Francisco Rafael Arellano Felix, 57, pleaded guilty in June to one count of conspiring to distribute cocaine and one count of possessing about half a pound of the drug with the intent to distribute it.

He sold it to an undercover narcotics agent at a San Diego motel in August 1980, authorities said. He was arrested while counting cash from the transaction, but fled to Mexico the following month after being released on $150,000 bond.

Arellano Felix, a Mexican citizen, was extradited to the U.S. in 2006 after serving a decade-long sentence in Mexico on unrelated weapons charges.

The extradition came a month after Arellano Felix's younger brother, Francisco Javier, was captured by the U.S. Coast Guard aboard a sport-fishing yacht in international waters off La Paz, Mexico, and taken to San Diego to face drug charges.

The younger Arellano Felix pleaded guilty in September to running a continuing criminal enterprise and conspiracy to launder money and remains in federal custody awaiting sentencing in San Diego.

Prosecutors said he agreed to plead guilty after then-Attorney General Alberto Gonzales agreed not to pursue the death penalty.

U.S. authorities have requested the extradition of a third brother, Benjamin Arellano Felix, who was captured in 2002 in Puebla, Mexico, east of Mexico City.
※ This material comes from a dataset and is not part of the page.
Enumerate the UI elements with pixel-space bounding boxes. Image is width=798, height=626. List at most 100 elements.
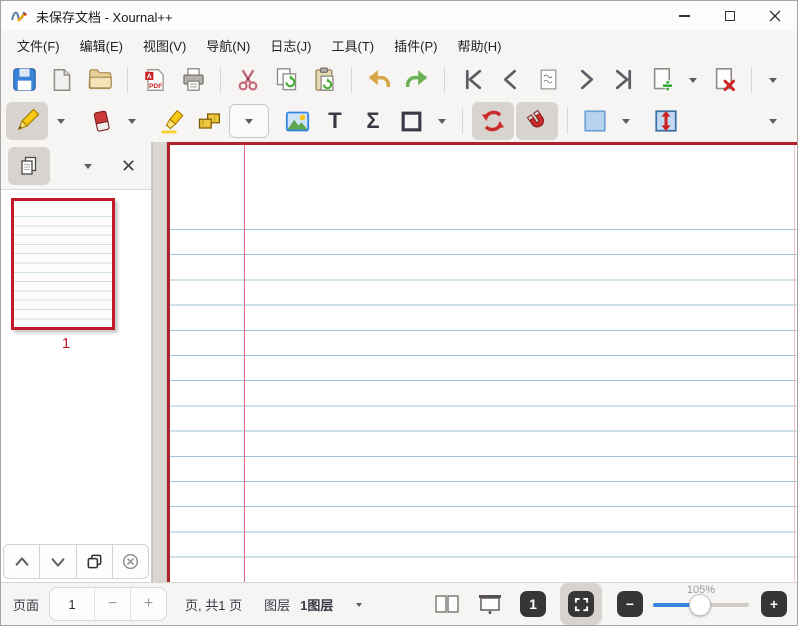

He is being held in a Mexican jail.

Another sibling, Ramon Arellano Felix, was shot to death that year in the Pacific tourist port of Mazatlan.

The Arellano Felix cartel emerged as a drug trafficking powerhouse in the 1980s in Tijuana, across the border from San Diego, though its influence is widely believed to have waned in recent years as its leaders have been killed or captured.